26. The apparatus of claim 23, further comprising:

one or more fins disposed about said elongate shaft and extending into said fluid.

27. The apparatus of claim 23, further comprising:

a graspable handle disposed upon said shaft near said proximal end for supporting and maneuvering the apparatus.

28. The apparatus of claim 23, further comprising:

a cable for coupling said motor to said apparatus.

29. The apparatus of claim 23, further comprising:

a controller coupled to said motor and configured to vary the frequency of said vibration.

30. The apparatus of claim 23, further comprising:

a controller coupled to said motor and configured to vary the amplitude of said vibration.

31. A system for bonding a column of surgical fluid to a bone wall, the system comprising:

a fluid restrictor positioned to form a base for said column of surgical fluid;

a plurality of open pores along said bone wall; and

a zone of interdigitation between said surgical fluid and said plurality of open pores, said zone promoted by the temporary insertion of a vibrating probe configured to drive said surgical fluid into one or more of said plurality of open pores,

said vibrating probe powered by a motor and comprising an elongate shaft having a graspable proximal end and an opposing distal end, a probe tip disposed upon said shaft near said distal end.
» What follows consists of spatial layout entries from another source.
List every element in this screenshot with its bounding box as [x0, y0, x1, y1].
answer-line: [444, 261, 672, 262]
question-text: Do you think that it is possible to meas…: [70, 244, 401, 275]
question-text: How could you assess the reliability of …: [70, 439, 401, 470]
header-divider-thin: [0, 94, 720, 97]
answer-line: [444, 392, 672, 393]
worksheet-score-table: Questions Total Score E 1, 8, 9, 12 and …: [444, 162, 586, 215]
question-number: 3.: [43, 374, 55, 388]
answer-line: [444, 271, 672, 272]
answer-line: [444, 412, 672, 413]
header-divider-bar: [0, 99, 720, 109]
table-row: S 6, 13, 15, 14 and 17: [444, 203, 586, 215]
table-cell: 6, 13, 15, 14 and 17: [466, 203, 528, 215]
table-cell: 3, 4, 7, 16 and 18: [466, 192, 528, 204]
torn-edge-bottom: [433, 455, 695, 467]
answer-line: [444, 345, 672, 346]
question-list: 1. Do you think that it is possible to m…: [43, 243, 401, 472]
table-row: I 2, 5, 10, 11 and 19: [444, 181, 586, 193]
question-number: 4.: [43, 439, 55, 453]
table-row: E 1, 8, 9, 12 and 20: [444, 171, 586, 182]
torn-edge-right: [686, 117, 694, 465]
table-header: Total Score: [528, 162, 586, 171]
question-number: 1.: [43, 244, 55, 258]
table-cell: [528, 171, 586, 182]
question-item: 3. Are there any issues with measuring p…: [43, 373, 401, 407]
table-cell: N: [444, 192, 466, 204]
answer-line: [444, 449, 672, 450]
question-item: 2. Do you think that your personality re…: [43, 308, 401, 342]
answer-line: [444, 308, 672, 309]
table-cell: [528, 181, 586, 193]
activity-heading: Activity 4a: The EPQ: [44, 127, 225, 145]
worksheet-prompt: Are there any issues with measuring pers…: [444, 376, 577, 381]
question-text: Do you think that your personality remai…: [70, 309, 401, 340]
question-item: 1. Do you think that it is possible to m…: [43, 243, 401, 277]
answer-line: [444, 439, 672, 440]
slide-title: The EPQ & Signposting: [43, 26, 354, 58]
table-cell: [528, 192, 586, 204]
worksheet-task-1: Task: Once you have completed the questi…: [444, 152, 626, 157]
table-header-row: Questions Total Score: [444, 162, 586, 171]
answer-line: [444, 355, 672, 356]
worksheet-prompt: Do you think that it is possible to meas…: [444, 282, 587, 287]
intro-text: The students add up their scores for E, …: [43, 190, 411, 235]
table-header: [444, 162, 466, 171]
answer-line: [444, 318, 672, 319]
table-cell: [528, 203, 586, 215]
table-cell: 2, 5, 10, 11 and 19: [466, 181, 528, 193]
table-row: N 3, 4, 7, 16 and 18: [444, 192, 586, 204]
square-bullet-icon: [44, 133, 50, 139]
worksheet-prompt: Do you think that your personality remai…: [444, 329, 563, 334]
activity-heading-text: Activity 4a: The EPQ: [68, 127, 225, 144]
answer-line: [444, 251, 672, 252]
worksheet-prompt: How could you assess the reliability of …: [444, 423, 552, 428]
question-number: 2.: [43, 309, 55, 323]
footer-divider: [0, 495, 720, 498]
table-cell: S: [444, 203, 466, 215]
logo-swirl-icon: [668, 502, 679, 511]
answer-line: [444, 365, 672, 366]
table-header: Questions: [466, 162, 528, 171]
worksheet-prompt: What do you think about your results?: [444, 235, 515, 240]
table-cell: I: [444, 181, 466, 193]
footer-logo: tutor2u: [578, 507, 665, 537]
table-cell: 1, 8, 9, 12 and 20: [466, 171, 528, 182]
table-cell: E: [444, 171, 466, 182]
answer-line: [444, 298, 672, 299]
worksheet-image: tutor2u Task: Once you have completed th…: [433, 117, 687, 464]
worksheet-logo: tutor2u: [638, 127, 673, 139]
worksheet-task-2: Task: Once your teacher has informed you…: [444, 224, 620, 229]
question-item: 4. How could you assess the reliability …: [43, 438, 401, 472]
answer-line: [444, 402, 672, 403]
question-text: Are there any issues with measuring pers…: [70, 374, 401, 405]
32. The system of claim 31, further comprising:

a partial vacuum zone adjacent an outer surface of said column of surgical fluid for drawing one or more air voids within said surgical fluid toward said outer surface,

said partial vacuum zone created by a suction device disposed through a cap at least partially sealing said column of surgical fluid near said outer surface.

33. The system of claim 32, wherein said vibrating probe mobilizes said one or more air voids toward said outer surface.

34. The system of claim 31, further comprising:

a lug disposed upon said fluid restrictor and configured to be releasably attached to said distal end of said elongate shaft.

35. A system for consolidating a prosthesis, a column of surgical fluid, and a porous bone wall into an integrated structure, the system comprising:

a fluid restrictor positioned to form a base for said column of surgical fluid;

a plurality of open pores along said bone wall;

a first zone of interdigitation between said surgical fluid and said plurality of open pores, said first zone promoted by the temporary insertion of a vibrating probe configured to drive said surgical fluid into one or more of said plurality of open pores; and

a second zone of interdigitation between the outer surface of said prosthesis and said surgical fluid, said second zone promoted by the temporary insertion of a vibrating probe configured to drive said surgical fluid into said outer surface;

said vibrating probe powered by a motor and comprising an elongate shaft having a graspable proximal end and an opposing distal end, a probe tip disposed upon said shaft near said distal end.

36. The system of claim 35, further comprising:

a partial vacuum zone adjacent an outer surface of said column of surgical fluid for drawing one or more air voids within said surgical fluid toward said outer surface,

said partial vacuum zone created by a suction device disposed through a cap at least partially sealing said column of surgical fluid near said outer surface.

37. The system of claim 36, wherein said vibrating probe mobilizes said one or more air voids toward said outer surface.

38. The system of claim 35, further comprising:

a lug disposed upon said fluid restrictor and configured to be releasably attached to said distal end of said elongate shaft.